Chronic exposures to low levels of estradiol and their effects on the ovaries and reproductive hormones: Comparison with aging

Abstract

Aging in female rats is characterized by a state called "constant estrous" in which rats are unable to ovulate, have polycystic ovaries and moderately elevated estrogen levels. We hypothesized that chronic exposure of young animals to low levels of E2 can produce reproductive changes similar to that seen in aging animals. Adult female rats were sham-implanted (control) or implanted with slow-release E2 (20 ng/day) pellets for 30, 60, or 90 days. Old constant estrous (OCE) rats were used for comparison. Estrous cyclicity was monitored periodically. At the end of treatment, animals were sacrificed, trunk blood was collected for hormone measurements and ovaries for immunohistochemistry. Young animals became acyclic with increasing duration of E2 exposure while OCE rats were in a state of acyclicity. Ovaries became increasingly more cystic with E2 exposure, and were comparable to OCE rats; however, there was a marked reduction in interstitial tissue with exogenous E2 treatment. Exogenous E2 also decreased Mullerian inhibiting substance expression, increased infiltration of macrophages without much impact on apoptosis in the ovaries. Serum testosterone levels decreased in E2-treated young animals, while it increased significantly in OCE rats. There was a marked reduction in LH but not FSH levels with E2 exposure in both young and old animals. These results indicate that even very low doses of E2 are capable of inducing aging-like changes in young animals.

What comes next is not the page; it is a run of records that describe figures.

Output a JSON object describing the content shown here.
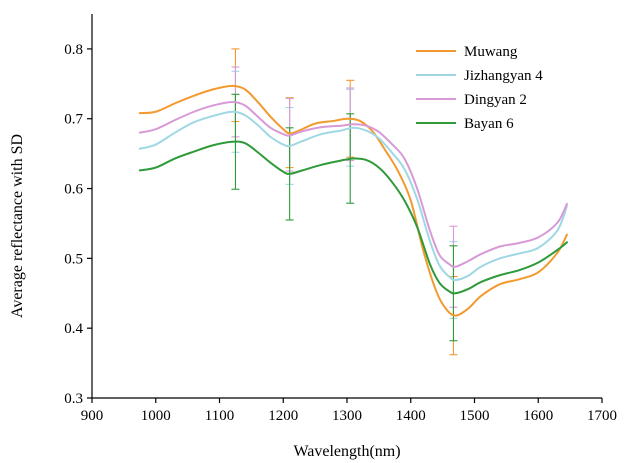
{
  "chart_data": {
    "type": "line",
    "title": "",
    "xlabel": "Wavelength(nm)",
    "ylabel": "Average reflectance with SD",
    "xlim": [
      900,
      1700
    ],
    "ylim": [
      0.3,
      0.85
    ],
    "xticks": [
      900,
      1000,
      1100,
      1200,
      1300,
      1400,
      1500,
      1600,
      1700
    ],
    "yticks": [
      0.3,
      0.4,
      0.5,
      0.6,
      0.7,
      0.8
    ],
    "xtick_labels": [
      "900",
      "1000",
      "1100",
      "1200",
      "1300",
      "1400",
      "1500",
      "1600",
      "1700"
    ],
    "ytick_labels": [
      "0.3",
      "0.4",
      "0.5",
      "0.6",
      "0.7",
      "0.8"
    ],
    "grid": false,
    "legend_position": "top-right",
    "series": [
      {
        "name": "Muwang",
        "color": "#f39a2e",
        "points": [
          [
            975,
            0.708
          ],
          [
            1000,
            0.71
          ],
          [
            1030,
            0.722
          ],
          [
            1060,
            0.733
          ],
          [
            1090,
            0.742
          ],
          [
            1120,
            0.747
          ],
          [
            1140,
            0.742
          ],
          [
            1160,
            0.724
          ],
          [
            1180,
            0.703
          ],
          [
            1200,
            0.685
          ],
          [
            1210,
            0.679
          ],
          [
            1225,
            0.683
          ],
          [
            1250,
            0.693
          ],
          [
            1280,
            0.697
          ],
          [
            1300,
            0.7
          ],
          [
            1320,
            0.697
          ],
          [
            1340,
            0.682
          ],
          [
            1360,
            0.655
          ],
          [
            1380,
            0.625
          ],
          [
            1400,
            0.583
          ],
          [
            1420,
            0.51
          ],
          [
            1440,
            0.453
          ],
          [
            1455,
            0.428
          ],
          [
            1470,
            0.418
          ],
          [
            1490,
            0.428
          ],
          [
            1510,
            0.446
          ],
          [
            1540,
            0.463
          ],
          [
            1570,
            0.47
          ],
          [
            1600,
            0.48
          ],
          [
            1630,
            0.508
          ],
          [
            1645,
            0.534
          ]
        ],
        "errors": [
          {
            "x": 1125,
            "y": 0.748,
            "sd": 0.052
          },
          {
            "x": 1210,
            "y": 0.68,
            "sd": 0.05
          },
          {
            "x": 1305,
            "y": 0.7,
            "sd": 0.055
          },
          {
            "x": 1467,
            "y": 0.418,
            "sd": 0.056
          }
        ]
      },
      {
        "name": "Jizhangyan 4",
        "color": "#9fd8e4",
        "points": [
          [
            975,
            0.657
          ],
          [
            1000,
            0.663
          ],
          [
            1030,
            0.68
          ],
          [
            1060,
            0.695
          ],
          [
            1090,
            0.704
          ],
          [
            1120,
            0.71
          ],
          [
            1140,
            0.705
          ],
          [
            1160,
            0.691
          ],
          [
            1180,
            0.674
          ],
          [
            1200,
            0.663
          ],
          [
            1210,
            0.661
          ],
          [
            1230,
            0.668
          ],
          [
            1260,
            0.678
          ],
          [
            1290,
            0.683
          ],
          [
            1310,
            0.687
          ],
          [
            1330,
            0.683
          ],
          [
            1350,
            0.672
          ],
          [
            1370,
            0.652
          ],
          [
            1390,
            0.628
          ],
          [
            1410,
            0.585
          ],
          [
            1430,
            0.525
          ],
          [
            1445,
            0.49
          ],
          [
            1460,
            0.474
          ],
          [
            1470,
            0.469
          ],
          [
            1490,
            0.475
          ],
          [
            1510,
            0.488
          ],
          [
            1540,
            0.5
          ],
          [
            1570,
            0.507
          ],
          [
            1600,
            0.515
          ],
          [
            1630,
            0.54
          ],
          [
            1645,
            0.575
          ]
        ],
        "errors": [
          {
            "x": 1125,
            "y": 0.71,
            "sd": 0.058
          },
          {
            "x": 1210,
            "y": 0.661,
            "sd": 0.055
          },
          {
            "x": 1305,
            "y": 0.687,
            "sd": 0.055
          },
          {
            "x": 1467,
            "y": 0.469,
            "sd": 0.055
          }
        ]
      },
      {
        "name": "Dingyan 2",
        "color": "#d79ad7",
        "points": [
          [
            975,
            0.68
          ],
          [
            1000,
            0.685
          ],
          [
            1030,
            0.698
          ],
          [
            1060,
            0.71
          ],
          [
            1090,
            0.719
          ],
          [
            1120,
            0.724
          ],
          [
            1140,
            0.719
          ],
          [
            1160,
            0.703
          ],
          [
            1180,
            0.687
          ],
          [
            1200,
            0.678
          ],
          [
            1210,
            0.676
          ],
          [
            1230,
            0.682
          ],
          [
            1260,
            0.688
          ],
          [
            1290,
            0.69
          ],
          [
            1310,
            0.692
          ],
          [
            1330,
            0.69
          ],
          [
            1350,
            0.681
          ],
          [
            1370,
            0.664
          ],
          [
            1390,
            0.643
          ],
          [
            1410,
            0.6
          ],
          [
            1430,
            0.54
          ],
          [
            1445,
            0.505
          ],
          [
            1460,
            0.492
          ],
          [
            1470,
            0.488
          ],
          [
            1490,
            0.496
          ],
          [
            1510,
            0.506
          ],
          [
            1540,
            0.517
          ],
          [
            1570,
            0.522
          ],
          [
            1600,
            0.53
          ],
          [
            1630,
            0.551
          ],
          [
            1645,
            0.578
          ]
        ],
        "errors": [
          {
            "x": 1125,
            "y": 0.724,
            "sd": 0.05
          },
          {
            "x": 1210,
            "y": 0.677,
            "sd": 0.052
          },
          {
            "x": 1305,
            "y": 0.692,
            "sd": 0.052
          },
          {
            "x": 1467,
            "y": 0.488,
            "sd": 0.058
          }
        ]
      },
      {
        "name": "Bayan 6",
        "color": "#2e9a3a",
        "points": [
          [
            975,
            0.626
          ],
          [
            1000,
            0.63
          ],
          [
            1030,
            0.643
          ],
          [
            1060,
            0.653
          ],
          [
            1090,
            0.662
          ],
          [
            1120,
            0.667
          ],
          [
            1140,
            0.665
          ],
          [
            1160,
            0.652
          ],
          [
            1180,
            0.637
          ],
          [
            1200,
            0.624
          ],
          [
            1210,
            0.621
          ],
          [
            1230,
            0.626
          ],
          [
            1260,
            0.634
          ],
          [
            1290,
            0.64
          ],
          [
            1310,
            0.643
          ],
          [
            1330,
            0.641
          ],
          [
            1350,
            0.63
          ],
          [
            1370,
            0.61
          ],
          [
            1390,
            0.583
          ],
          [
            1410,
            0.545
          ],
          [
            1430,
            0.492
          ],
          [
            1445,
            0.465
          ],
          [
            1460,
            0.453
          ],
          [
            1470,
            0.45
          ],
          [
            1490,
            0.456
          ],
          [
            1510,
            0.466
          ],
          [
            1540,
            0.476
          ],
          [
            1570,
            0.483
          ],
          [
            1600,
            0.494
          ],
          [
            1630,
            0.512
          ],
          [
            1645,
            0.523
          ]
        ],
        "errors": [
          {
            "x": 1125,
            "y": 0.667,
            "sd": 0.068
          },
          {
            "x": 1210,
            "y": 0.621,
            "sd": 0.066
          },
          {
            "x": 1305,
            "y": 0.643,
            "sd": 0.064
          },
          {
            "x": 1467,
            "y": 0.45,
            "sd": 0.068
          }
        ]
      }
    ]
  }
}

Keywords: CD68; Mullerian inhibiting substance; TUNEL; estrogen; follicular cysts; ovary.

Figure 1

(A) Estrous cyclicity in control and E2-treated animals. Estrous cycles were determined by daily vaginal cytology. Graph represents percentage of animals demonstrating regular estrous cycles. (B) Serum estradiol levels in the control and treatment groups. * indicates p<0.05 when compared to control rats. “a” indicates significant difference from both control and E-30 groups.

Figure 2

(A) Representative histological sections (H&E staining) of ovaries from different groups. Control (panel 1); E30 (panel 2), E60 (panel 3), E90 (panel 4) and OCE (panel 5). X represents fresh CL and # represents old CL. (B) Total number of tertiary follicles in the different treatment groups. * indicates p<0.05 when compared to the E30 and E60 groups. (C) Total number of fresh and old CLs in the ovaries of different treatment groups. * indicates p<0.05; ** indicates p<0.0001.

Figure 3

Degenerating follicular elements with E2 treatment. Tertiary follicle in a Control ovary (A). Follicle from E90 ovary (B): Note granulosa cell (GC) nuclear pyknosis, cell dispersion with loss of polarity, antral fluid basophilia (block arrow) and mineralization with globular formation and accumulation of cellular debris, and follicular wall neutrophilic infiltration. Follicle from E90 ovary (C): Note marked accumulation of foamy macrophages. The antral fluid is degenerate and characterized by basophilia and accumulation of homogenous eosinophilic, globular debris (protein) (block arrow). (D) E90 follicle undergoing degeneration and a degenerate oocyte (block arrow) can be observed, along with fibrillar antral fluid, GC nuclear pyknosis, and GC dispersion.

Figure 4

(A) MIS immunohistochemistry in ovaries from control and E2 treated animals. Panel 1: Section from a control ovary. There was strong MIS immunoreactivity in primary, secondary, and small tertiary follicles. Panel 2 and 3: Sections from a E90 ovary and OCE ovary respectively. (B) Effect of E2 treatment on the percentage of follicles expressing MIS immunoreactivity. Total number of follicles counted ranged from 65–85 in the different groups * indicates significant decrease from control. p<0.05.

Figure 5

(A) Effect of E2 exposure in young and old (OCE) rats on CD68 expression. Arrows indicate cells in the follicles staining positive for CD68. (B) Effect of E2 exposure on follicles staining positive for CD68. The percentage of CD68 positive follicles increased significantly in the E90 and OCE groups compared to the rest of the groups (p<0.05) Total number of follicles counted ranged from 65-85 in the different groups. (C) Effect of E2 exposure on average number of CD38 positive cells per follicle. * indicates p<0.05.

Figure 6

(A) Effect of E2 exposure on serum testosterone levels. * indicates significant difference from the rest of the groups. † indicates significant decrease from control and OCE groups. p<0.05. (B) Effect of E2 exposure on serum LH levels. * indicates significant difference from control. (C) Effect of chronic E2 exposure on serum FSH levels.